It isn’t easy to capture the emotion behind anticipation. I helped my kids set up Christmas today. We got a tree, we hung up lights, we read stories and watched a movie. I answered questions, some absurd, some less so– all sincere. I got out some old sheet music and plinked out a few carols on the ivories and after the kids were put to bed, my wife and I talked about how our parents used to do the same for us.
For many of you, today was a day very similar to mine: Full of anticipation. For others, it was not. For the families connected to three individuals, I imagine today was full of a different kind of anticipation, perhaps of hope for a return of a world before July 5, 2011.
Former Fullerton Police Officers Manuel Ramos and Jay Cicinelli will be in court tomorrow. A jury will examine, almost 900 days after the fact, if the two defendants are guilty of felonies connected with a man they sought to forcibly detain. A man who was combative if not defiant with officers. A man who was beaten with a stick, fists, knees, and feet. A man who was electrocuted, whose face was “smashed to hell” with the handle of a taser, and whose body was crushed by a physical pile of six fully-grown-well-trained-well-equipped members of the Fullerton Police Department. A man who died after volunteering his backpack to officers who knew him. A man without a shirt, without any weapon or means to resist. A man, who was sworn to be protected, who was sworn to be served. A man who was the least amongst us. A man who would have inherited the earth. A man who cried out for his father while blood pooled in his lungs. A man, not so different from you, not so different from the Man many of us aspire to be more like.
We’re going to hear a lot about Kelly Thomas in the next few weeks. We’re going to hear a lot about Manuel Ramos and Jay Cicinelli, too. We’re going to hear a lot of testimony that’s designed to give the jury insight into whose actions were more likely to be just and whose were more likely to be criminal. In short, we’re going to hear about whose life is worth protecting and whose is not.
On December 25th, over 2 billion people will celebrate the birth of a man born roughly 2000 years ago. A man who was born and died homeless, who was labeled insane by his peers, and who was mocked, beaten, tortured, and executed by agents of the state. He offered no physical resistance, was verbally combative if not defiant in the face of his captors, and died naked– crushed by the weight of his body and the blood pooled in his lungs while crying out to his father.
Character is very much in the eye of the beholder, and while Kelly Thomas was certainly no saint, Christ would have never snapped on a pair of latex gloves and threatened to fuck up anyone. Christ would have never smashed anyone’s face to hell with anything, either.
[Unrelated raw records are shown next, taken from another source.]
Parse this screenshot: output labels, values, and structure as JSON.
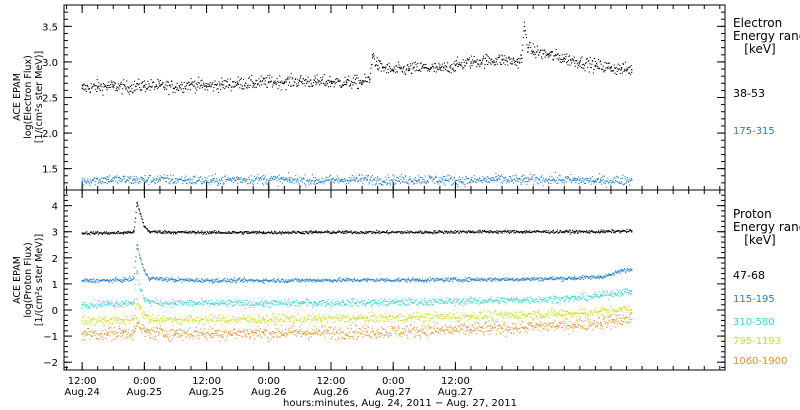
{
  "chart_data": [
    {
      "type": "scatter",
      "panel": "electron",
      "ylabel_lines": [
        "ACE EPAM",
        "log(Electron Flux)",
        "[1/(cm²s ster MeV)]"
      ],
      "ylim": [
        1.2,
        3.8
      ],
      "yticks": [
        1.5,
        2.0,
        2.5,
        3.0,
        3.5
      ],
      "ytick_labels": [
        "1.5",
        "2.0",
        "2.5",
        "3.0",
        "3.5"
      ],
      "legend_title_lines": [
        "Electron",
        "Energy ranges",
        "[keV]"
      ],
      "series": [
        {
          "name": "38-53",
          "color": "#000000",
          "points": [
            [
              0,
              2.63
            ],
            [
              3,
              2.65
            ],
            [
              6,
              2.66
            ],
            [
              9,
              2.64
            ],
            [
              12,
              2.67
            ],
            [
              15,
              2.66
            ],
            [
              18,
              2.65
            ],
            [
              21,
              2.69
            ],
            [
              24,
              2.66
            ],
            [
              27,
              2.68
            ],
            [
              30,
              2.7
            ],
            [
              33,
              2.7
            ],
            [
              36,
              2.72
            ],
            [
              39,
              2.72
            ],
            [
              42,
              2.73
            ],
            [
              45,
              2.72
            ],
            [
              48,
              2.72
            ],
            [
              51,
              2.71
            ],
            [
              54,
              2.72
            ],
            [
              55.5,
              2.75
            ],
            [
              56,
              3.1
            ],
            [
              57,
              2.95
            ],
            [
              58,
              2.92
            ],
            [
              60,
              2.88
            ],
            [
              63,
              2.9
            ],
            [
              66,
              2.92
            ],
            [
              69,
              2.9
            ],
            [
              72,
              2.95
            ],
            [
              75,
              3.0
            ],
            [
              78,
              3.02
            ],
            [
              81,
              3.03
            ],
            [
              84,
              3.0
            ],
            [
              84.8,
              3.05
            ],
            [
              85.3,
              3.5
            ],
            [
              86,
              3.2
            ],
            [
              87,
              3.15
            ],
            [
              90,
              3.1
            ],
            [
              93,
              3.05
            ],
            [
              96,
              3.0
            ],
            [
              99,
              2.95
            ],
            [
              102,
              2.92
            ],
            [
              104,
              2.9
            ],
            [
              106,
              2.89
            ]
          ]
        },
        {
          "name": "175-315",
          "color": "#1f7fd0",
          "points": [
            [
              0,
              1.33
            ],
            [
              5,
              1.35
            ],
            [
              10,
              1.34
            ],
            [
              15,
              1.35
            ],
            [
              20,
              1.34
            ],
            [
              25,
              1.33
            ],
            [
              30,
              1.35
            ],
            [
              35,
              1.35
            ],
            [
              40,
              1.34
            ],
            [
              45,
              1.33
            ],
            [
              50,
              1.34
            ],
            [
              55,
              1.35
            ],
            [
              60,
              1.34
            ],
            [
              65,
              1.35
            ],
            [
              70,
              1.34
            ],
            [
              75,
              1.33
            ],
            [
              80,
              1.35
            ],
            [
              85,
              1.34
            ],
            [
              90,
              1.35
            ],
            [
              95,
              1.34
            ],
            [
              100,
              1.33
            ],
            [
              106,
              1.34
            ]
          ]
        }
      ]
    },
    {
      "type": "scatter",
      "panel": "proton",
      "ylabel_lines": [
        "ACE EPAM",
        "log(Proton Flux)",
        "[1/(cm²s ster MeV)]"
      ],
      "ylim": [
        -2.3,
        4.6
      ],
      "yticks": [
        -2,
        -1,
        0,
        1,
        2,
        3,
        4
      ],
      "ytick_labels": [
        "−2",
        "−1",
        "0",
        "1",
        "2",
        "3",
        "4"
      ],
      "legend_title_lines": [
        "Proton",
        "Energy ranges",
        "[keV]"
      ],
      "series": [
        {
          "name": "47-68",
          "color": "#000000",
          "points": [
            [
              0,
              2.95
            ],
            [
              5,
              2.95
            ],
            [
              8,
              2.96
            ],
            [
              10,
              3.0
            ],
            [
              10.6,
              4.1
            ],
            [
              11.2,
              3.7
            ],
            [
              12,
              3.2
            ],
            [
              13,
              3.0
            ],
            [
              18,
              2.98
            ],
            [
              25,
              2.97
            ],
            [
              35,
              2.97
            ],
            [
              45,
              2.98
            ],
            [
              55,
              2.98
            ],
            [
              65,
              2.98
            ],
            [
              75,
              3.0
            ],
            [
              85,
              3.0
            ],
            [
              95,
              3.0
            ],
            [
              100,
              3.0
            ],
            [
              104,
              3.02
            ],
            [
              106,
              3.03
            ]
          ]
        },
        {
          "name": "115-195",
          "color": "#1f7fd0",
          "points": [
            [
              0,
              1.12
            ],
            [
              5,
              1.13
            ],
            [
              8,
              1.15
            ],
            [
              10,
              1.2
            ],
            [
              10.6,
              2.5
            ],
            [
              11.2,
              2.0
            ],
            [
              12,
              1.5
            ],
            [
              13,
              1.22
            ],
            [
              18,
              1.15
            ],
            [
              25,
              1.13
            ],
            [
              35,
              1.13
            ],
            [
              45,
              1.14
            ],
            [
              55,
              1.15
            ],
            [
              65,
              1.15
            ],
            [
              75,
              1.17
            ],
            [
              85,
              1.18
            ],
            [
              95,
              1.22
            ],
            [
              100,
              1.27
            ],
            [
              102,
              1.35
            ],
            [
              104,
              1.5
            ],
            [
              106,
              1.55
            ]
          ]
        },
        {
          "name": "310-580",
          "color": "#33d6d6",
          "points": [
            [
              0,
              0.22
            ],
            [
              5,
              0.24
            ],
            [
              8,
              0.26
            ],
            [
              10,
              0.3
            ],
            [
              10.6,
              1.5
            ],
            [
              11.2,
              0.8
            ],
            [
              12,
              0.45
            ],
            [
              13,
              0.3
            ],
            [
              18,
              0.26
            ],
            [
              25,
              0.25
            ],
            [
              35,
              0.25
            ],
            [
              45,
              0.27
            ],
            [
              55,
              0.28
            ],
            [
              65,
              0.3
            ],
            [
              75,
              0.34
            ],
            [
              85,
              0.38
            ],
            [
              95,
              0.45
            ],
            [
              100,
              0.55
            ],
            [
              104,
              0.68
            ],
            [
              106,
              0.72
            ]
          ]
        },
        {
          "name": "795-1193",
          "color": "#c7e01a",
          "points": [
            [
              0,
              -0.42
            ],
            [
              5,
              -0.4
            ],
            [
              8,
              -0.38
            ],
            [
              10,
              -0.34
            ],
            [
              10.6,
              0.4
            ],
            [
              11.2,
              0.1
            ],
            [
              12,
              -0.2
            ],
            [
              13,
              -0.34
            ],
            [
              18,
              -0.38
            ],
            [
              25,
              -0.37
            ],
            [
              35,
              -0.36
            ],
            [
              45,
              -0.34
            ],
            [
              55,
              -0.32
            ],
            [
              65,
              -0.28
            ],
            [
              75,
              -0.24
            ],
            [
              85,
              -0.18
            ],
            [
              95,
              -0.12
            ],
            [
              100,
              -0.06
            ],
            [
              104,
              0.0
            ],
            [
              106,
              0.02
            ]
          ]
        },
        {
          "name": "1060-1900",
          "color": "#f08c1a",
          "points": [
            [
              0,
              -0.92
            ],
            [
              5,
              -0.9
            ],
            [
              8,
              -0.88
            ],
            [
              10,
              -0.85
            ],
            [
              10.6,
              -0.5
            ],
            [
              11.2,
              -0.7
            ],
            [
              12,
              -0.82
            ],
            [
              13,
              -0.86
            ],
            [
              18,
              -0.9
            ],
            [
              25,
              -0.9
            ],
            [
              35,
              -0.88
            ],
            [
              45,
              -0.86
            ],
            [
              55,
              -0.84
            ],
            [
              65,
              -0.8
            ],
            [
              75,
              -0.74
            ],
            [
              85,
              -0.66
            ],
            [
              95,
              -0.56
            ],
            [
              100,
              -0.48
            ],
            [
              104,
              -0.4
            ],
            [
              106,
              -0.36
            ]
          ]
        }
      ]
    }
  ],
  "xaxis": {
    "range_hours": [
      -3.5,
      124
    ],
    "ticks": [
      {
        "h": 0,
        "l1": "12:00",
        "l2": "Aug.24"
      },
      {
        "h": 12,
        "l1": "0:00",
        "l2": "Aug.25"
      },
      {
        "h": 24,
        "l1": "12:00",
        "l2": "Aug.25"
      },
      {
        "h": 36,
        "l1": "0:00",
        "l2": "Aug.26"
      },
      {
        "h": 48,
        "l1": "12:00",
        "l2": "Aug.26"
      },
      {
        "h": 60,
        "l1": "0:00",
        "l2": "Aug.27"
      },
      {
        "h": 72,
        "l1": "12:00",
        "l2": "Aug.27"
      }
    ],
    "title": "hours:minutes, Aug. 24, 2011 − Aug. 27, 2011"
  }
}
Every life is worth protecting. It doesn’t matter how dirty you are, how smelly you are, where you do or don’t live, how annoying you are, what you did yesterday, or what you did 18 years ago. It doesn’t matter how Christ like you are or aren’t. What matters is that you’re a person and that should be enough.
In a few weeks, we’ll have a verdict. Whatever decision the jury reaches, I hope that their decision is based on their interpretations of the actions taken by equal, fallible, men. I hope their wisdom is biased by the evidence and not by fear, and I hope their conviction to do right includes holding individuals, all individuals, accountable.
But, most of all, I hope that for the next decade or so I get to answer lots of absurd and sincere questions in December like: “How does Santa Claus visit every single house on one night?” I hope I never have to answer why there are two colors of justice in the world: One for those with social standing in Fullerton and one for those without.